A face feels nothing like a frozen pig’s foot, I thought, as I guided a curved needle into the woman’s cheek, drawing the absorbable thread across her still-bleeding wound. Two wraps around the needle driver and I pulled the nearly invisible thread through, bringing the edges of her skin back together, securing my first knot.
“Hey, have you ever sutured?” the ER doctor had asked, just minutes before.
“Only in class,” I replied, thinking back to the stitches we learned on thawing pig’s feet. I had also practiced that morning on a little plastic pad that had clean cuts of fake, rubbery skin.
“You can close up that woman’s laceration,” she hollered, already walking away to gather supplies.
“Great! Thank you! Oh,” I paused, “but isn’t the cut on her face?”

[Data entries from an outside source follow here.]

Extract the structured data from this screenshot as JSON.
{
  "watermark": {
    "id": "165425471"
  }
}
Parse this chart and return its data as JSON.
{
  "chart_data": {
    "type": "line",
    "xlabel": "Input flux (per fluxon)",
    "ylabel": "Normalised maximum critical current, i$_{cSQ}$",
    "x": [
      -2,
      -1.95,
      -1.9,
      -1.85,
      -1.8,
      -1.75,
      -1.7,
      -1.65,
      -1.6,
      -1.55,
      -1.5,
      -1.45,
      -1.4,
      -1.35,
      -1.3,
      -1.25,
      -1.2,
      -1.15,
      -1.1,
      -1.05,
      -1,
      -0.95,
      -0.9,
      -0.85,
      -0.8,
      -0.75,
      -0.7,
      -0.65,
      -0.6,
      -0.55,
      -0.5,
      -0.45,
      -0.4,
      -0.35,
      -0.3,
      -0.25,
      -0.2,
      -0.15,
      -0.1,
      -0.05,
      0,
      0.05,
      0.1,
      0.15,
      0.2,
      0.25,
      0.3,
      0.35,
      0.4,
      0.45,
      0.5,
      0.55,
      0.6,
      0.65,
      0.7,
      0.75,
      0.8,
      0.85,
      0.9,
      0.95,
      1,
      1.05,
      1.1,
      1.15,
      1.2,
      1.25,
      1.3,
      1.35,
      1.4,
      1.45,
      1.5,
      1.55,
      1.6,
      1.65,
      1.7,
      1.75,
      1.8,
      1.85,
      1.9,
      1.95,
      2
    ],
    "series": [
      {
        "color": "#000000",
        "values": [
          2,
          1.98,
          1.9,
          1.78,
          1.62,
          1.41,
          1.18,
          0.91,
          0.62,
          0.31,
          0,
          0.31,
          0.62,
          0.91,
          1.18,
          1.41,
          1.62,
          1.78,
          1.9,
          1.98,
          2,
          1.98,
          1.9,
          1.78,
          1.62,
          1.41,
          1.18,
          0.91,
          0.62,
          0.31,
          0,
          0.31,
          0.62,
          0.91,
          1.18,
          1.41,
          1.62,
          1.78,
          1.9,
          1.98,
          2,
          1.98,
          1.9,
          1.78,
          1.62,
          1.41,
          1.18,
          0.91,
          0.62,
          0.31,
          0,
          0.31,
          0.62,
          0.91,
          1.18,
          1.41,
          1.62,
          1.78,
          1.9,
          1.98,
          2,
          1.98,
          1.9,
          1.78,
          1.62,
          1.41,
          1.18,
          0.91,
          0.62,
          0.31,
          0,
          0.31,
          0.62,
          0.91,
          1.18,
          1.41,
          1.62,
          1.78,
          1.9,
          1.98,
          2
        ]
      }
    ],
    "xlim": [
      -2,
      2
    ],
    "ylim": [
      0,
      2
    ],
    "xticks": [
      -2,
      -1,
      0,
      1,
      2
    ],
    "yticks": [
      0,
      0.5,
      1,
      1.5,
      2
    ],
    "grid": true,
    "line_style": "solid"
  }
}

The doctor stopped in her tracks and I immediately regretted expressing hesitation. I’m here to learn, I reminded myself, I have to take whatever opportunities I’m given.
I stifled my own question with another eager round of “great!” and “thank you!” and trailed after the physician.
On hour four of my procedure shift, I had grown comfortable lurking in her shadow. I was in the ER to practice new skills – placing IVs and catheters, doing EKGs, and suturing – but I was enjoying observing too. For the first time, I was able to follow a doctor’s thought process. As the physician talked with patients and examined them, I tried to predict the diagnoses on her unspoken differential, and I watched as she collected evidence to help narrow down the possibilities.
We gathered the materials: a suturing kit, lidocaine shots, needles, and sterile gloves – one set in her size and another in my own. The doctor grabbed a small rolling metal table and unfolded the equipment on top of a sterile blue pad. I pushed the cart into the patient’s bay and, with an imaginary knock, pulled back the curtain.
The patient was around the same age as my mother. For a moment, I imagined my mom in her place. I wondered if my mom, who carefully tends to her face with lotions and makeup, would be okay with a medical student stitching her up. I shook away the thought and turned back to the patient. Her arm was bandaged, her leg raised, and her cheek puffed out just below the eye – an open wound at the center of a swollen target.
“We’re going to cover your face and give you some numbing medicine now,” the doctor said as she laid down a white cloth with one small hole, covering everything save for the wound. Both eyes hidden beneath the cloth, the patient nearly disappeared. I moved the light to shine directly on her laceration as the doctor injected the numbing lidocaine. She threw the first stitch, and then silently gestured for me to put on my gloves.
I stepped in to the narrow space between the patient’s bed and the curtain. Picking up the tweezers in my left hand, I steadied the needle in my right and dug its point a few centimeters into the torn skin. “Good,” the doctor mumbled, looking over my shoulder, “keep going.”
Medical students are so lucky that some patients permit us to learn on them. We can suture as many pig’s feet as possible, but at some point, we need to start working on people. Some patients let us while others rightfully refuse.
While placing IVs earlier that night, I was turned away by a handful of patients. “If you don’t mind, sweetheart, I would prefer that the nurse do my IV,” one man said. After placing the IV, the nurse approached me and told me that, instead of asking for permission, I should instead say, “I’m the medical student here to place your IV.”
“No need to make it sound like a choice,” the nurse had said.
But it is, I thought, as I carefully stitched up the woman’s wound – creating a scar that would forever live on her face.